As propostas ainda devem ser formalizadas, no entanto, nas duas câmaras legislativas do país e, por isso, não há previsão para a mudança. Os parlamentares podem adiar por anos a votação, como estão fazendo desde 2004 com uma medida de combate à violência contra a mulher.
A primeira iniciativa oficial partiu da única mulher que compõe o governo. Em setembro do ano passado, a ministra do Desenvolvimento Social, Bassima Hakkoui, disse que tentaria colocar a lei em discussão no Parlamento.
Em meio aos protestos contra a lei e em memória a Amani, alguns oficiais chegaram a reconhecer a necessidade de mudança. “Esse foi um doloroso incidente. Esta é uma questão que não podemos ignorar”, afirmou Mustafa el-Khalfi, ministro da Comunicação, em março do ano passado.
Limitações: violência deve continuar
As vítimas de estupro carregam estigma de desonra e vergonha entre grande parte da sociedade marroquina. Por essa razão, muitas famílias incentivam o casamento de suas filhas que sofreram abusos com os seus agressores, endossando a lei. A mesma atitude vem, muitas vezes, dos juízes, que julgam os casos e colocam o casamento como uma determinação judicial.

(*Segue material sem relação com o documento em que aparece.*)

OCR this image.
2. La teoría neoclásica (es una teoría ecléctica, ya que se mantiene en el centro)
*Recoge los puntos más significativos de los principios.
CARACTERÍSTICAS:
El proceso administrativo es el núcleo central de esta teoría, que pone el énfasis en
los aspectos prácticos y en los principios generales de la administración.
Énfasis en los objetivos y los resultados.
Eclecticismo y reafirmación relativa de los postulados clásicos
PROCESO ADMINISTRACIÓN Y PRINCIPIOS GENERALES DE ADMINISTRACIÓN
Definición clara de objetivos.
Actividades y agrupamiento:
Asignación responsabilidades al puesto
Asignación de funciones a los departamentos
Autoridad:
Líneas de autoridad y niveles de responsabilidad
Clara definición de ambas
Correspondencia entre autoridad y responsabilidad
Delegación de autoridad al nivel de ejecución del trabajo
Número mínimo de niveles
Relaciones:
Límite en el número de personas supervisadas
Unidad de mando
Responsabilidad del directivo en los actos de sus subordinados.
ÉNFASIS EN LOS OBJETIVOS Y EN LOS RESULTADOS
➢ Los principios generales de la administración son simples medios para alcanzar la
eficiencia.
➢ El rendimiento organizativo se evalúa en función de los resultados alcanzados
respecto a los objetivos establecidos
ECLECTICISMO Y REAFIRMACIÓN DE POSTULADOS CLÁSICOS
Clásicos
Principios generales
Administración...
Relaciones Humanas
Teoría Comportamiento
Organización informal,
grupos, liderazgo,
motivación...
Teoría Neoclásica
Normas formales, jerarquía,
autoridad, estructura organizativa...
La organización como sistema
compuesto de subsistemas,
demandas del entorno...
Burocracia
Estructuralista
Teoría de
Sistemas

Foi esse o caso de uma jovem de 14 anos que foi obrigada a se casar com seu estuprador por decisão de um juíz de Tânger para “salvar sua honra”. Seus pais se opuseram à determinação e acusaram o magistrado de pressionar a garota a consentir com a união. Em janeiro de 2011, enquanto saía da escola, ela foi sequestrada, estuprada e abandonada perto de sua casa. A jovem, que engravidou, ainda não teve a oportunidade de decidir ou não pelo aborto.
Muitas vezes os magistrados e policiais consideram o estupro como um ato consensual da vítima, que nem mesmo tem acesso à assistência social. E muito além do artigo 475, as mulheres enfrentam outros problemas de gênero.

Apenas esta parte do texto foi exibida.